The Honorable Ellen Sauerbrey
Ellen Richmond Sauerbrey is an American politician from Maryland and the former head of the United States Department of State’s Bureau of Population, Refugees, and Migration. She was nominated to the Bureau in September 2005 by President George W. Bush.
Recollections of my hero, RonalD Reagan
Sixty years ago there was no such thing as a conservative movement in the United States. When a little-known Senator from Arizona came out with his book, “The Conscience of a Conservative”, he touched a nerve and Senator Barry Goldwater became a candidate for President. His campaign motivated a lot of young people like me to get involved in election politics for the first time. (I carried my precinct for Goldwater)
The highlight of the Goldwater campaign was a televised speech by a TV spokesman for General Electric, Ronal Reagan, who was disparagingly described as a “grade B movie actor. The speech was titled “A time for Choosing” but for decades after, conservatives just referred to it as “The Speech”. It changed a nation and launched a movement. Though Goldwater lost the 1964 election badly, “The Speech” made Ronald Reagan a hero of the newly galvanized conservative movement.

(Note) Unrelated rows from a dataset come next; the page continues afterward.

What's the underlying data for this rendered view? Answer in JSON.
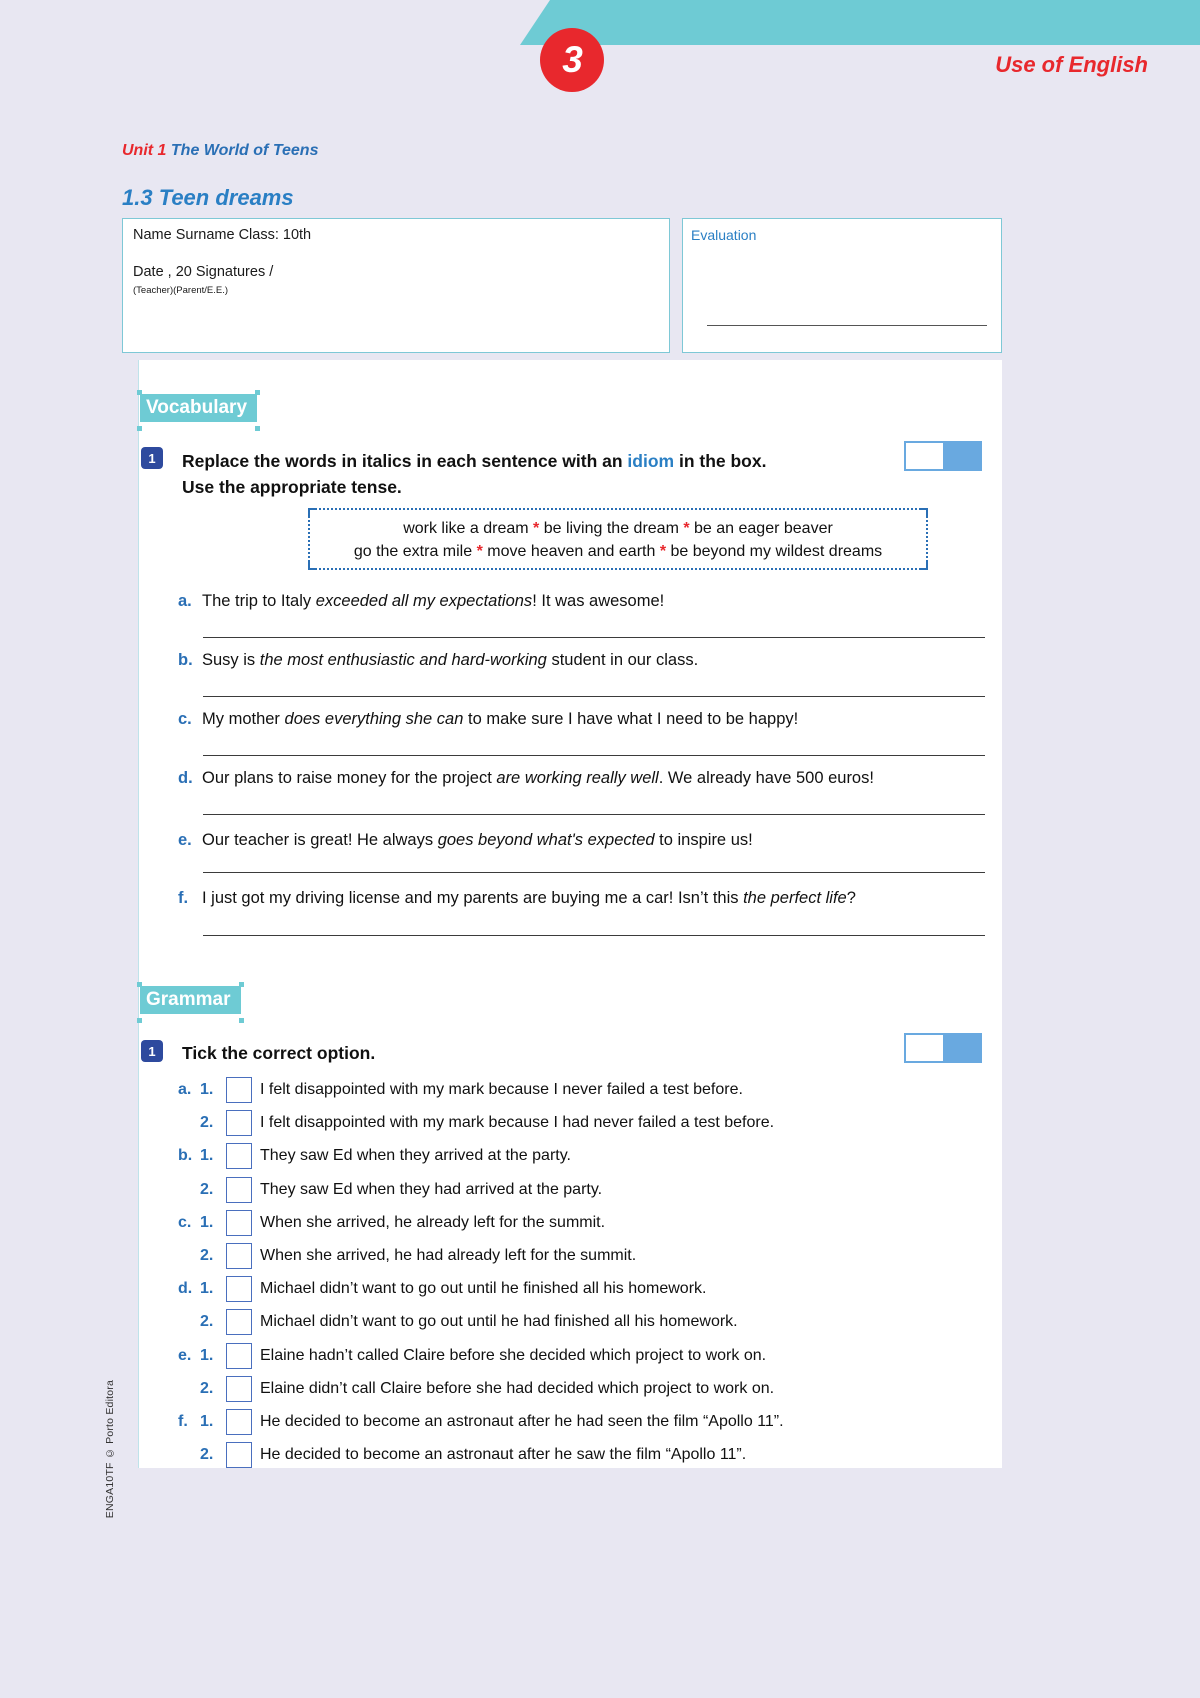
{
  "header": {
    "number": "3",
    "title": "Use of English",
    "band_color": "#6ecbd4",
    "accent_red": "#e8282d"
  },
  "unit": {
    "label": "Unit 1",
    "name": "The World of Teens",
    "lesson": "1.3 Teen dreams"
  },
  "identification": {
    "line1": "Name   Surname   Class: 10th",
    "line2": "Date  , 20    Signatures   /",
    "line3": "(Teacher)(Parent/E.E.)",
    "evaluation_label": "Evaluation"
  },
  "vocabulary": {
    "section_label": "Vocabulary",
    "exercise_number": "1",
    "instruction_part1": "Replace the words in italics in each sentence with an ",
    "instruction_highlight": "idiom",
    "instruction_part2": " in the box.",
    "instruction_line2": "Use the appropriate tense.",
    "word_box": {
      "separator": "*",
      "rows": [
        [
          "work like a dream",
          "be living the dream",
          "be an eager beaver"
        ],
        [
          "go the extra mile",
          "move heaven and earth",
          "be beyond my wildest dreams"
        ]
      ]
    },
    "items": [
      {
        "letter": "a.",
        "before": "The trip to Italy ",
        "italic": "exceeded all my expectations",
        "after": "! It was awesome!"
      },
      {
        "letter": "b.",
        "before": "Susy is ",
        "italic": "the most enthusiastic and hard-working",
        "after": " student in our class."
      },
      {
        "letter": "c.",
        "before": "My mother ",
        "italic": "does everything she can",
        "after": " to make sure I have what I need to be happy!"
      },
      {
        "letter": "d.",
        "before": "Our plans to raise money for the project ",
        "italic": "are working really well",
        "after": ". We already have 500 euros!"
      },
      {
        "letter": "e.",
        "before": "Our teacher is great! He always ",
        "italic": "goes beyond what's expected",
        "after": " to inspire us!"
      },
      {
        "letter": "f.",
        "before": "I just got my driving license and my parents are buying me a car! Isn’t this ",
        "italic": "the perfect life",
        "after": "?"
      }
    ]
  },
  "grammar": {
    "section_label": "Grammar",
    "exercise_number": "1",
    "instruction": "Tick the correct option.",
    "items": [
      {
        "letter": "a.",
        "number": "1.",
        "text": "I felt disappointed with my mark because I never failed a test before."
      },
      {
        "letter": "",
        "number": "2.",
        "text": "I felt disappointed with my mark because I had never failed a test before."
      },
      {
        "letter": "b.",
        "number": "1.",
        "text": "They saw Ed when they arrived at the party."
      },
      {
        "letter": "",
        "number": "2.",
        "text": "They saw Ed when they had arrived at the party."
      },
      {
        "letter": "c.",
        "number": "1.",
        "text": "When she arrived, he already left for the summit."
      },
      {
        "letter": "",
        "number": "2.",
        "text": "When she arrived, he had already left for the summit."
      },
      {
        "letter": "d.",
        "number": "1.",
        "text": "Michael didn’t want to go out until he finished all his homework."
      },
      {
        "letter": "",
        "number": "2.",
        "text": "Michael didn’t want to go out until he had finished all his homework."
      },
      {
        "letter": "e.",
        "number": "1.",
        "text": "Elaine hadn’t called Claire before she decided which project to work on."
      },
      {
        "letter": "",
        "number": "2.",
        "text": "Elaine didn’t call Claire before she had decided which project to work on."
      },
      {
        "letter": "f.",
        "number": "1.",
        "text": "He decided to become an astronaut after he had seen the film “Apollo 11”."
      },
      {
        "letter": "",
        "number": "2.",
        "text": "He decided to become an astronaut after he saw the film “Apollo 11”."
      }
    ]
  },
  "footer": {
    "credit": "ENGA10TF © Porto Editora"
  }
}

I first met Reagan personally at a YR reception, when he spoke at Towson State College around 1970, while Governor of Californian. The press line was that Reagan was just a Hollywood actor who was good at reading “cue” cards. That night I saw him flawlessly field endless hostile questions. There were no cue cards, just vintage Reagan – in full command of the facts and crystal clear in his beliefs.

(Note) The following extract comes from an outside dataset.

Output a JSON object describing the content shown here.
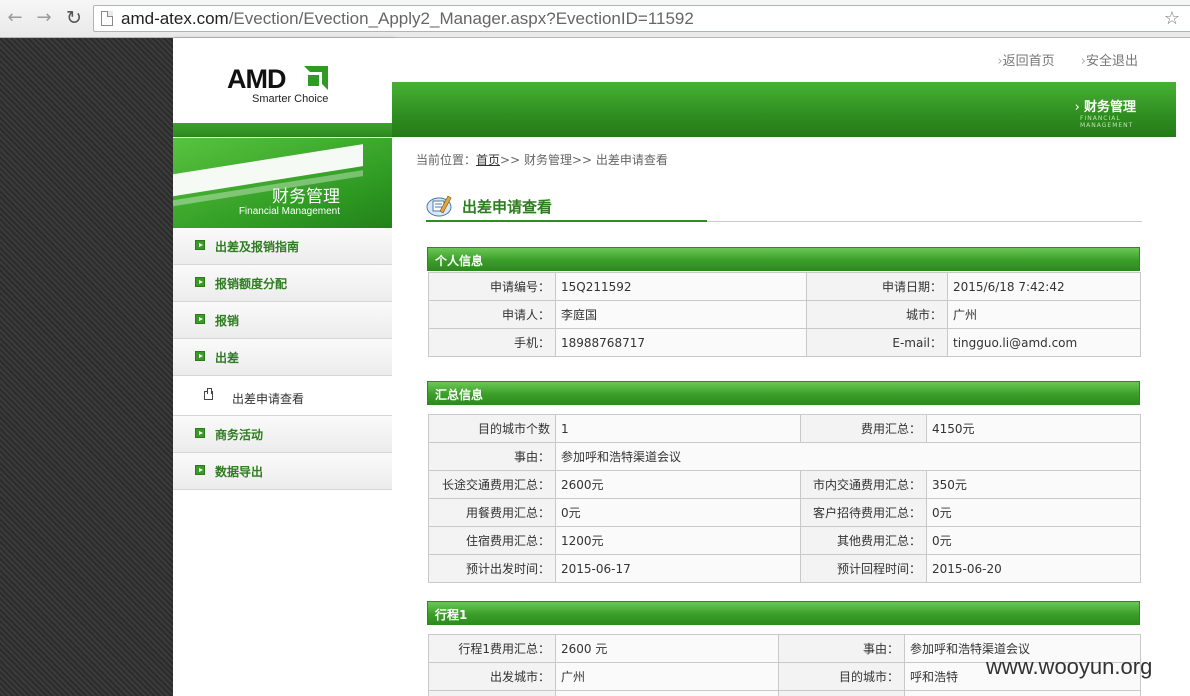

I was there in 1976, as a broken hearted convention delegate, when Reagan lost the nomination to Gerald Ford by 60 votes. And I was a foot soldier in the most exciting campaign of my life in 1980, when he trounced Jimmy Carter to win the presidency.
By then I was a freshman legislator and member of the American Legislative Exchange Council, (ALEC) a fledgling group of conservative legislators. President Reagan hosted us many times at the White House. The year he was shot, the meeting went on with Vice President Bush filling in for the injured President.
A treasured memory was lunch with President Reagan in the State Dining Room when he hosted a group of women legislators. He was always charming and amazingly approachable.
My final private meeting with President Reagan was at his office in California. I was the incoming national Chairman of ALEC and four of us were presenting him with oue annual Freedom Award. Since he was not able to attend our meeting we were invited to video tape our presentation which would be presented at the meeting. I still have the tape of the presentation, which included a large bronze bust of Thomas Jefferson. Four of us sat around a table enthralled with his stories and he took us into a side room to show us the model of the future Reagan library. After about an hour someone on his staff came out with the hook and we adoring fans had to say farewell.
A year or two later, an enterprising reporter managed to get through the security system and crawl through some kind of utility duct in the ceiling over the President’s personal office. What a scary security breach! But I chuckled when I read his description of what he saw in the office and it included a large bronze bust of Thomas Jefferson!.